Cuando disfruté por primera vez de Cinema Paradiso no era consciente de que la película de Tornatore acabaría siendo parte de mi memoria sentimental. Tampoco entonces podía imaginar que la nostalgia que encierra la historia podría ser en algún momento parte de mi presente. Los años, sin embargo, han hecho que me sienta como el Totó adulto que vuelve a su pueblo y contempla los escombros del cine en el que aprendió que, además de racional, era un ser que no podía sobrevivir sin las emociones. Ese desgarro, mediante el que uno siente que le arrebatan parte de su propia historia, es el que yo he ido sintiendo cada vez que cerraban una sala de cine, primero en mi pueblo y luego en Córdoba. Lugares en los que me he ido sintiendo huérfano y desvalido al perder espacios donde reconocerme y reconocer a los otros, en los que cada día es más difícil es soñar con paraísos posibles.

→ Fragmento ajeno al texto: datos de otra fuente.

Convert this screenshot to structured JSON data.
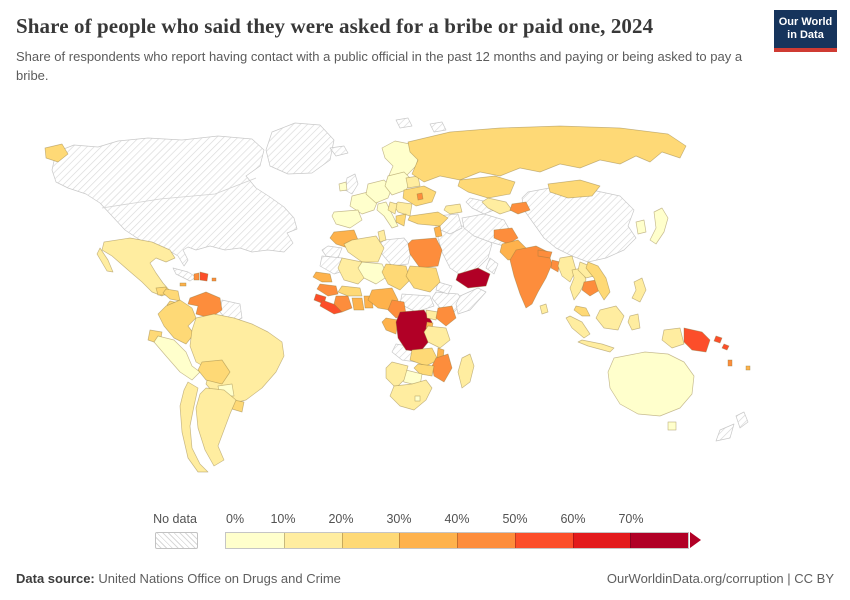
{
  "header": {
    "title": "Share of people who said they were asked for a bribe or paid one, 2024",
    "subtitle": "Share of respondents who report having contact with a public official in the past 12 months and paying or being asked to pay a bribe.",
    "logo_line1": "Our World",
    "logo_line2": "in Data",
    "logo_bg_color": "#16345c",
    "logo_accent_color": "#cf3b33"
  },
  "legend": {
    "no_data_label": "No data",
    "tick_labels": [
      "0%",
      "10%",
      "20%",
      "30%",
      "40%",
      "50%",
      "60%",
      "70%"
    ],
    "palette": [
      "#ffffcc",
      "#ffeda0",
      "#fed976",
      "#feb24c",
      "#fd8d3c",
      "#fc4e2a",
      "#e31a1c",
      "#b10026"
    ]
  },
  "footer": {
    "source_label": "Data source:",
    "source_value": " United Nations Office on Drugs and Crime",
    "right_text": "OurWorldinData.org/corruption | CC BY"
  },
  "chart_data": {
    "type": "heatmap",
    "subtype": "choropleth-world-map",
    "title": "Share of people who said they were asked for a bribe or paid one, 2024",
    "unit": "%",
    "legend_position": "bottom",
    "bins": [
      {
        "range": "0-10%",
        "color": "#ffffcc"
      },
      {
        "range": "10-20%",
        "color": "#ffeda0"
      },
      {
        "range": "20-30%",
        "color": "#fed976"
      },
      {
        "range": "30-40%",
        "color": "#feb24c"
      },
      {
        "range": "40-50%",
        "color": "#fd8d3c"
      },
      {
        "range": "50-60%",
        "color": "#fc4e2a"
      },
      {
        "range": "60-70%",
        "color": "#e31a1c"
      },
      {
        "range": "70%+",
        "color": "#b10026"
      }
    ],
    "country_bins": {
      "Canada and United States": -1,
      "Greenland": -1,
      "Iceland": -1,
      "United Kingdom": -1,
      "Guyana and Suriname": -1,
      "Cuba": -1,
      "China": -1,
      "Saudi Arabia and Gulf states": -1,
      "Iran": -1,
      "Iraq and Syria": -1,
      "Oman": -1,
      "Turkmenistan": -1,
      "Libya": -1,
      "Western Sahara": -1,
      "Mauritania": -1,
      "Ethiopia": -1,
      "Somalia": -1,
      "Eritrea and Djibouti": -1,
      "Central African Republic and South Sudan": -1,
      "Angola": -1,
      "New Zealand": -1,
      "Arctic islands": -1,
      "Mexico": 1,
      "Guatemala": 2,
      "Honduras and Nicaragua": 2,
      "Costa Rica and Panama": 2,
      "Haiti": 4,
      "Dominican Republic": 5,
      "Jamaica": 3,
      "Puerto Rico": 4,
      "Colombia": 2,
      "Venezuela": 4,
      "Ecuador": 2,
      "Peru": 0,
      "Brazil": 1,
      "Bolivia": 2,
      "Paraguay": 0,
      "Uruguay": 2,
      "Argentina": 1,
      "Chile": 1,
      "Ireland": 0,
      "Norway, Sweden and Finland": 0,
      "France": 0,
      "Spain and Portugal": 0,
      "Central Europe": 0,
      "Italy": 0,
      "Poland and Baltic states": 0,
      "Belarus": 1,
      "Ukraine": 2,
      "Moldova": 4,
      "Romania and Bulgaria": 1,
      "Western Balkans": 1,
      "Greece": 2,
      "Turkey": 2,
      "Russia": 2,
      "Kazakhstan": 2,
      "Uzbekistan": 1,
      "Kyrgyzstan and Tajikistan": 4,
      "Caucasus": 1,
      "Mongolia": 2,
      "South Korea": 0,
      "Japan": 0,
      "Afghanistan": 4,
      "Pakistan": 3,
      "India": 4,
      "Nepal": 4,
      "Bangladesh": 4,
      "Sri Lanka": 1,
      "Myanmar": 1,
      "Thailand": 1,
      "Laos": 1,
      "Cambodia": 4,
      "Vietnam": 2,
      "Malaysia": 2,
      "Philippines": 1,
      "Indonesia": 1,
      "Papua New Guinea": 5,
      "Solomon Islands": 5,
      "Vanuatu": 4,
      "Fiji": 3,
      "Australia": 0,
      "Israel and Jordan": 3,
      "Yemen": 7,
      "Morocco": 3,
      "Algeria": 1,
      "Tunisia": 1,
      "Egypt": 4,
      "Mali": 1,
      "Niger": 0,
      "Chad": 2,
      "Sudan": 2,
      "Senegal": 3,
      "Guinea": 4,
      "Sierra Leone": 5,
      "Liberia": 5,
      "Cote d'Ivoire": 4,
      "Ghana": 3,
      "Togo and Benin": 3,
      "Burkina Faso": 2,
      "Nigeria": 3,
      "Cameroon": 4,
      "Gabon and Congo": 3,
      "Democratic Republic of Congo": 7,
      "Uganda": 1,
      "Kenya": 4,
      "Rwanda and Burundi": 3,
      "Tanzania": 1,
      "Zambia": 2,
      "Malawi": 3,
      "Mozambique": 4,
      "Zimbabwe": 2,
      "Botswana": 0,
      "Namibia": 1,
      "South Africa": 1,
      "Lesotho": 0,
      "Madagascar": 1
    }
  }
}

En el desierto inhóspito de una ciudad que es capaz tanto de enamorarte como de helarte el corazón, tenemos sin embargo la suerte de poder refugiarnos en un oasis que, muy especialmente en los últimos años, ha dado un magnífico ejemplo de cuál debería ser el papel de lo público en la garantía del derecho de acceso a la cultura. La Filmoteca de Andalucía se ha convertido en un lugar en el que no solo podemos ser espectadores sino también ciudadanos. Es decir, hombres y mujeres que hablan, debaten, analizan, piensan, participan, sienten. Seres activos y comprometidos con lo colectivo, únicos y al mismo tiempo iguales, parte a su vez de grupos diversos que reflejan el pluralismo social y político que es el verdadero nervio democrático.

Todo arte es político y el cine no es lo menos. Tal vez sea el que tiene mayor capacidad de movilización y compromiso, porque es capaz de penetrar más incisivamente hasta el fondo de los laberintos humanos. Y desde ahí nos pregunta, nos inquieta, nos remueve cimientos y, por supuesto, nos hace gozar tanto en la alegría como en el drama. Mediante las películas, y muy especialmente cuando las compartimos en una sala a través de lo que acaba siendo una especie de ceremonia o ritual cívico, nos construimos y reconstruimos, saltamos del yo al nosotros y al ellos, nos indignamos y nos armamos de valor. Y todo eso debería ser parte ineludible de una educación para la ciudadanía sin la que la democracia está herida de muerte.

La Filmoteca, que ahora cumple 25 luminosos años, satisface con creces ese papel al que lamentablemente han renunciado otras instituciones. Y lo hace además no desde la verticalidad jerárquica, tan masculina, sino desde una concepción muy horizontal de los espacios que son de todas y de todos, no del político/a de turno. Todo ello al tiempo que suple las carencias afectivas que muchos sufrimos en esta ciudad sin cines. De esta manera, la institución que ahora lleva con mano tierna Pablo García Casado, ese hombre que si no existiera habría que inventarlo, se ha convertido en una especie de útero al que algunos volvemos cuando sentimos que nos han cortado el cordón umbilical que nos conectaba con la energía transformadora de la cultura. En definitiva, un paraíso que nos reconcilia con las posibilidades de una Córdoba tan hosca a veces y en el que resulta fácil reencontrarse con la magia. Como si después de pasear por las frías calles, huyendo de los villancicos, fuera posible sentarse en la sala Val de Omar y, como Totó, llorar una vez más viendo los besos robados por quienes siempre han tenido miedo de la energía revolucionaria que habita en el amor y la libertad.